本発明は、プロテアーゼを含有するパン・菓子及びその製造方法に関する。
パンや菓子の主原料は小麦粉であり、小麦粉の蛋白質の主成分はグルテニンとグリアジンである。これらは水と共に練ることで結合し、弾性をもったグルテンという蛋白質重合体を形成するため、生地に粘りが出る。従来からこの性質を上手く利用してパン・菓子は製造されている。
パン生地においては、発酵により生じる炭酸ガスを包蔵させたり、保形性を低下させないために、グルテンを形成させ強固なネットワークを形成することが必要である。このため、蛋白質含量の高い強力粉を使用するのが一般的である。しかし、生地中で一旦形成されたグルテンは、加熱調理後もパンの中に存在しており、その影響で、硬くねちゃついて口の中に残留感のある口溶けの悪い食感となってしまうという問題があった。

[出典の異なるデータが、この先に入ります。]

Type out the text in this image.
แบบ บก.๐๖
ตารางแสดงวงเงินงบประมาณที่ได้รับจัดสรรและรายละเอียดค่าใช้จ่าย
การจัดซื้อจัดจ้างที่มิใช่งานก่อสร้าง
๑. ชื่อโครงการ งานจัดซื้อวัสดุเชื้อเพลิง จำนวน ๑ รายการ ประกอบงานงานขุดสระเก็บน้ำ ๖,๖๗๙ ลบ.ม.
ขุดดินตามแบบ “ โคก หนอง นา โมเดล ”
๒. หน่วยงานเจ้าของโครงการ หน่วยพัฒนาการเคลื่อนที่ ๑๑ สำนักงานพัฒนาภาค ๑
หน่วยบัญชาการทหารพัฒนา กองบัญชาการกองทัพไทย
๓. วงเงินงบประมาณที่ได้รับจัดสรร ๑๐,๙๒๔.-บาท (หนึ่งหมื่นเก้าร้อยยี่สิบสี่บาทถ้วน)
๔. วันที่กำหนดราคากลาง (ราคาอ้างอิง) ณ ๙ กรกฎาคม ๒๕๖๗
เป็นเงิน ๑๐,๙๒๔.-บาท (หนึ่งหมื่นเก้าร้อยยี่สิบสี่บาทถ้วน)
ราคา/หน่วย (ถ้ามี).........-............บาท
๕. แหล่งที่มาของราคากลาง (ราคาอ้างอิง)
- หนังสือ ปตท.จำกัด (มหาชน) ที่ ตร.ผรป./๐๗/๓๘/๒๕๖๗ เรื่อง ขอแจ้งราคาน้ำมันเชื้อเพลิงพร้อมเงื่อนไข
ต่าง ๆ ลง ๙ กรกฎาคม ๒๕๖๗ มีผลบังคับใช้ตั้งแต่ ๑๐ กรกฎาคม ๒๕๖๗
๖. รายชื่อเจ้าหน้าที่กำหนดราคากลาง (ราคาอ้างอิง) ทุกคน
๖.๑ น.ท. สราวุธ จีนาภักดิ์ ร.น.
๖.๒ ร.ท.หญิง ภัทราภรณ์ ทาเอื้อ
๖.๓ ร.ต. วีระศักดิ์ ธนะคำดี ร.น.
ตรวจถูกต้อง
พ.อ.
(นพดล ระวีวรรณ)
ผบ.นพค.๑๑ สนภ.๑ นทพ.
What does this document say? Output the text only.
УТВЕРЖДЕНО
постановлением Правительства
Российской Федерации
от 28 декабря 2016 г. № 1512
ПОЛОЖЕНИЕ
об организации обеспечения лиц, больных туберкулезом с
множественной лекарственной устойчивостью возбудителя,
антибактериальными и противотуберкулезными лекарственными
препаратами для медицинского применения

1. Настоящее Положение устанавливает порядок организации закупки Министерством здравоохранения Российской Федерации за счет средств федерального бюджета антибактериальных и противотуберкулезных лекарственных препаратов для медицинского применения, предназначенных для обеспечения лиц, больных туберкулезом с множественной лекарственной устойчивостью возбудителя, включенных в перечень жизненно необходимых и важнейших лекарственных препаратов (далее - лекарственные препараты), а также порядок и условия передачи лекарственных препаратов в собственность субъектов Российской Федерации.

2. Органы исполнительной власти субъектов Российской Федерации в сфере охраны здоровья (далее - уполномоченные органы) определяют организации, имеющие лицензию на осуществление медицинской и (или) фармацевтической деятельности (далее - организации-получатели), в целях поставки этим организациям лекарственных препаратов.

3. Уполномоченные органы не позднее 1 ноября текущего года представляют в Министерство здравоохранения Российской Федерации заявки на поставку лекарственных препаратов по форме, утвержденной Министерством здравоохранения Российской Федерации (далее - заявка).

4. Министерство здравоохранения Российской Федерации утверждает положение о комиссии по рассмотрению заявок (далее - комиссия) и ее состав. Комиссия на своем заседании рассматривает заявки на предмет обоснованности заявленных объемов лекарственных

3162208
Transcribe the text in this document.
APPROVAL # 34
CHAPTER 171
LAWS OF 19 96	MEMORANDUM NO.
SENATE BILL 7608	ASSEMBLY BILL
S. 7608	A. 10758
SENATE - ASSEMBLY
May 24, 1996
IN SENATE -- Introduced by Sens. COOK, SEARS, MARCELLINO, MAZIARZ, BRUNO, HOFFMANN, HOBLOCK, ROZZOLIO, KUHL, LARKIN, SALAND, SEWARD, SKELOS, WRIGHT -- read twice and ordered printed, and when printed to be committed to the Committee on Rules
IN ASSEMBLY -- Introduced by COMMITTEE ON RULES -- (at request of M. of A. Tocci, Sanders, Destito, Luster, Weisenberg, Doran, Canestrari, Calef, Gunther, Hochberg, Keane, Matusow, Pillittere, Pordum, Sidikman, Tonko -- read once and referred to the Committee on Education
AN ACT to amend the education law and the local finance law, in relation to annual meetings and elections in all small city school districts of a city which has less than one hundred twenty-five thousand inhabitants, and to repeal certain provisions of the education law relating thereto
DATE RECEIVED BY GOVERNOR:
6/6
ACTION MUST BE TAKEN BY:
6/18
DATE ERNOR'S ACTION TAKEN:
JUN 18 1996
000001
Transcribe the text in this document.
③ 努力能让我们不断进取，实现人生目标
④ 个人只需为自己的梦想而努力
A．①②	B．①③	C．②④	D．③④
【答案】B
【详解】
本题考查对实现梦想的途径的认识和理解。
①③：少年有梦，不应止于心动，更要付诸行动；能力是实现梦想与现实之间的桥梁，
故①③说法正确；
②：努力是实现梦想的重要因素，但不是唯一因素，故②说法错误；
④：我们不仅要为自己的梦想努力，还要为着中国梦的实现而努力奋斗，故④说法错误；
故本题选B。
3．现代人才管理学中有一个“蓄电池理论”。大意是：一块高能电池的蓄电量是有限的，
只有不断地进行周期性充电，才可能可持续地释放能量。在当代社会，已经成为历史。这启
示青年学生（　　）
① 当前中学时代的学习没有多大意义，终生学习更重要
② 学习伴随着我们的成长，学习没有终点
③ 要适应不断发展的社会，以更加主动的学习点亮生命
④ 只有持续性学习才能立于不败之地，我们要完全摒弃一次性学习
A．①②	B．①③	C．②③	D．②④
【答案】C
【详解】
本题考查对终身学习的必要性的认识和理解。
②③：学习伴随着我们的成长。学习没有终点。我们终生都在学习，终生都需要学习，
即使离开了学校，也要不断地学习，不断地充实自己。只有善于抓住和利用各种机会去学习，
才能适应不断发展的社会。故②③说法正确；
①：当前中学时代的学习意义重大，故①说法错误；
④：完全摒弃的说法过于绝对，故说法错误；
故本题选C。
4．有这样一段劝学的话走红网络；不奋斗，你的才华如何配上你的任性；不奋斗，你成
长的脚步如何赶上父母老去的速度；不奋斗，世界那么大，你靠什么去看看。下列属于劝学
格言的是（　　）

ケーキ等の菓子生地においては、大量の気泡を生地中に含ませて加熱調理するため、気泡を安定化させるために、生地に若干の粘性を付与する必要がある。このためグルテンの形成がある程度必要であるが、パンのように強固なネットワークを形成させる必要はない。このため、なるべく蛋白質含量の低い薄力粉が使用される。しかし、蛋白質含量が極めて低い薄力粉は希少であり、コスト面からも大量に使用することは難しく、ほとんどの場合において、蛋白質含量が7〜9重量%程度の薄力粉が使用される。近年の工業生産においては、簡便で連続生産が可能な方法であるオールインミックス法が主流であり、上記のような薄力粉を使用してこの方法を用いると、生地が捏ねられてグルテンが必要以上に形成されてしまうため、焼き上がりのケーキの食感が硬くねちゃつき、口の中に残留感のある口溶けが悪いものとなってしまうという問題があった。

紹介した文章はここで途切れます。